"Bye Bye Ante"? Jetzt buhlen die großen Insel-Klubs um Eintrachts Rebic

Frankfurt - In der vergangenen Saison spielte er sich in die Herzen der Eintracht-Fans. Und nach einem kleinen Formtief in Folge der Strapazen der Weltmeisterschaft in Russland ist Stürmer Ante Rebic (25) wieder so wichtig wie und je für die Frankfurter.
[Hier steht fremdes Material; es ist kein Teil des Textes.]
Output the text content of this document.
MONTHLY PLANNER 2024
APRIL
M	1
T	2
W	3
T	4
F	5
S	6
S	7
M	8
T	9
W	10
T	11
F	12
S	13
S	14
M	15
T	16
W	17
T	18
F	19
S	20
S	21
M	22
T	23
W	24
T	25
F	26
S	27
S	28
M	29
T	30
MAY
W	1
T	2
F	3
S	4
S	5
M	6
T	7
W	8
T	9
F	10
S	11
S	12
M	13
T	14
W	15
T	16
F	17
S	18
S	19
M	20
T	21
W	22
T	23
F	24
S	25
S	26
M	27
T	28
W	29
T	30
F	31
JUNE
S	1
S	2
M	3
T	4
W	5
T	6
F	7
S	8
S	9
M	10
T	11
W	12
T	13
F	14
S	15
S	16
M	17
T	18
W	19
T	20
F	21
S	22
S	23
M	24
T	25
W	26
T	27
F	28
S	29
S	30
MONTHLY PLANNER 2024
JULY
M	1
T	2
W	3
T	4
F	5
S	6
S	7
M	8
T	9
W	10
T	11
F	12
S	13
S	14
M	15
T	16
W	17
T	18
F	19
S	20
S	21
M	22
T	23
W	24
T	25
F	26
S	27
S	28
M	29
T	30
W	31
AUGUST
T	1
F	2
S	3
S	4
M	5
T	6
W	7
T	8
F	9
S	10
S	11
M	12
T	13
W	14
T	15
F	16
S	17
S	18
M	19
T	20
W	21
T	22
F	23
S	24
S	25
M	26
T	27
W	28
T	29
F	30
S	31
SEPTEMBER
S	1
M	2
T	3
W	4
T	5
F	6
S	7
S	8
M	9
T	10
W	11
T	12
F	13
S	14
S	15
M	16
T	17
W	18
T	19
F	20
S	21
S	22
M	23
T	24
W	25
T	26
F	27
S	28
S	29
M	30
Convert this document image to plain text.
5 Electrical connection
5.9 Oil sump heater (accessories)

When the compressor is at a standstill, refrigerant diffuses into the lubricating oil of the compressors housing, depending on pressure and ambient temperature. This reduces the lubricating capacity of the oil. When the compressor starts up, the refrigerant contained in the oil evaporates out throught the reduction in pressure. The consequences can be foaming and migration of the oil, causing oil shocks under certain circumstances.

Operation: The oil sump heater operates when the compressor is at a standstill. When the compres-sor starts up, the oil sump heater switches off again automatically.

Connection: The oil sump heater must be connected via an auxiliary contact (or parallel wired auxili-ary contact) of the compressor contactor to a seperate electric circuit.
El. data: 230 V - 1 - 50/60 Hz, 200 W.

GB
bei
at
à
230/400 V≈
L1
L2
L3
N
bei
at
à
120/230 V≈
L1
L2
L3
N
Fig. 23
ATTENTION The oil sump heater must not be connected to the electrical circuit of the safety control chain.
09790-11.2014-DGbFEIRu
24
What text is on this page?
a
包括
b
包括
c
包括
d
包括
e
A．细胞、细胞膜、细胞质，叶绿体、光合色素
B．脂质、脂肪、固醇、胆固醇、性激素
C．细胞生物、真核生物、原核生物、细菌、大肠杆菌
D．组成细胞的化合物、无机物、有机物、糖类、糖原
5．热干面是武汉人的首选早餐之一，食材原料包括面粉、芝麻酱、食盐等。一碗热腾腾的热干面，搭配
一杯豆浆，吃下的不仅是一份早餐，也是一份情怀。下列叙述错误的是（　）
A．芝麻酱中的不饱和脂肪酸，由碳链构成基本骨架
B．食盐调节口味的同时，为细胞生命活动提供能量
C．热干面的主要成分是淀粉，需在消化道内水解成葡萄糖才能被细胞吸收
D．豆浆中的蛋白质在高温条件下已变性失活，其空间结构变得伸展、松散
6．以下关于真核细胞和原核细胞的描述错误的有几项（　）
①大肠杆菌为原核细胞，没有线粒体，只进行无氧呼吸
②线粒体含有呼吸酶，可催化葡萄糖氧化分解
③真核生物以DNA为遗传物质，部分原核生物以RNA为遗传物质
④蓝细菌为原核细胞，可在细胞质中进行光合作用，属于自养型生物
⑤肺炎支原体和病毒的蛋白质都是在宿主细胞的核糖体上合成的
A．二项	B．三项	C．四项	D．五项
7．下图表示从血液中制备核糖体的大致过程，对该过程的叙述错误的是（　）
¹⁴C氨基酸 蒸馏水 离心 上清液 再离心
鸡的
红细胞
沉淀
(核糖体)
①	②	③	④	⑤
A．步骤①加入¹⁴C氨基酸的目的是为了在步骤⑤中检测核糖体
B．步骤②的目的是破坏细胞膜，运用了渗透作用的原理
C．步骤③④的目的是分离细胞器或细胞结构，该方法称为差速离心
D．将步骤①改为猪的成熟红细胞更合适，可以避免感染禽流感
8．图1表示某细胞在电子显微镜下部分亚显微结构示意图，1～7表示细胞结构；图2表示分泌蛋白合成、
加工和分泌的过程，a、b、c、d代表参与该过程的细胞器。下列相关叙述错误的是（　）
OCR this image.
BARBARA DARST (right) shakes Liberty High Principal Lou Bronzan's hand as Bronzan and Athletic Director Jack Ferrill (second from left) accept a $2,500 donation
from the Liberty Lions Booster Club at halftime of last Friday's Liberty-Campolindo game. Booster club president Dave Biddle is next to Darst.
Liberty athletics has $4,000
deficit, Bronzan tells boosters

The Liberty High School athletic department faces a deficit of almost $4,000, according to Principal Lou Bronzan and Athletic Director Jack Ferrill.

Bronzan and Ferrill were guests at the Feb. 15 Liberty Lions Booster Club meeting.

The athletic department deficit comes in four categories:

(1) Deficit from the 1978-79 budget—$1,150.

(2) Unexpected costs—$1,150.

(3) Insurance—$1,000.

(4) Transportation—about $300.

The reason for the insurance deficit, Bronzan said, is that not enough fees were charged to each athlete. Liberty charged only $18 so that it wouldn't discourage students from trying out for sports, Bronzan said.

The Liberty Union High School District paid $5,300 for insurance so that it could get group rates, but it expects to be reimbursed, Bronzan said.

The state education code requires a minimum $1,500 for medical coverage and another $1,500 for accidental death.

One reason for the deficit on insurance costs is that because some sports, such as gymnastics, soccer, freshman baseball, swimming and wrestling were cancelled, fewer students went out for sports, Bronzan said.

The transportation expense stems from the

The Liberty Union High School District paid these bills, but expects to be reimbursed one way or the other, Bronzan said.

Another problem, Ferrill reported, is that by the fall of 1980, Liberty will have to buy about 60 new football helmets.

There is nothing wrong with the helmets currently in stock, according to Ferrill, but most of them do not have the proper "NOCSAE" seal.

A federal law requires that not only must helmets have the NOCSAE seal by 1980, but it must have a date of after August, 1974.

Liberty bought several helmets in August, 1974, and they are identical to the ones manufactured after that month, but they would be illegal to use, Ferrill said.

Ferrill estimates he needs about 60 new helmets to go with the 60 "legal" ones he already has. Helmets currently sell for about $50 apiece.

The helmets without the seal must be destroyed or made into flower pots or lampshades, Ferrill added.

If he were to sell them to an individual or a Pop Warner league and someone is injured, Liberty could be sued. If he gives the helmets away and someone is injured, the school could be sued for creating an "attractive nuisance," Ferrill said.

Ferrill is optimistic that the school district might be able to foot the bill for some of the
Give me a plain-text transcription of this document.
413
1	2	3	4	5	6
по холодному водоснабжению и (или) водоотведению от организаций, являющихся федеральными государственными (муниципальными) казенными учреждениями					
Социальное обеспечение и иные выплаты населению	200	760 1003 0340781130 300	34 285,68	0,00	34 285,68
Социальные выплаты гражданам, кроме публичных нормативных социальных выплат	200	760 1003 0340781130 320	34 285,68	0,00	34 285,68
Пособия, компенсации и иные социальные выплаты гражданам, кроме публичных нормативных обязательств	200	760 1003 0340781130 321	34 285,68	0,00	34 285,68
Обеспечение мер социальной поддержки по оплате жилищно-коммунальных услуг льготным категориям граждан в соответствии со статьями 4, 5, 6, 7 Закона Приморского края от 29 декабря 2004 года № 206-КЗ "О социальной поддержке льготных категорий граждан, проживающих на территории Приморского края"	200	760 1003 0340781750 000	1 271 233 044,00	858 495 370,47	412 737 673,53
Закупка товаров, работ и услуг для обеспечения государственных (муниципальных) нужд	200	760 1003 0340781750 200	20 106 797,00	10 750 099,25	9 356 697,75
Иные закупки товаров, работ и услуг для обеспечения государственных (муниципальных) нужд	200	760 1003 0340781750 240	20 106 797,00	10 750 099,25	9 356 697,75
Das weckt (erneut) Begehrlichkeiten anderer Vereine.

Schon vor der Saison stand Ante Rebic auf den Wunschlisten so einiger internationaler Spitzenvereine.
Schon vor der Saison stand Ante Rebic auf den Wunschlisten so einiger internationaler Spitzenvereine.  © DPA

Wie die Daily Mail am Sonntag berichtete, sei mittlerweile eine Vielzahl von Spitzenklubs der englischen Premier League hinter dem bulligen Offensivmann her.

Schon vor Beginn der laufenden Saison hatte Manchester Uniteds Ex-Coach José Mourinho ernsthaftes Interesse am kroatischen Nationalspieler angemeldet.

Diesem sich anbahnenden Flirt konnten die Frankfurter Verantwortlichen damals aber noch einen Riegel vorschieben.

Nun sollen aber auch der FC Arsenal London sowie die Tottenham Hotspur mit einer möglichen Verpflichtung Rebics in Verbindung stehen.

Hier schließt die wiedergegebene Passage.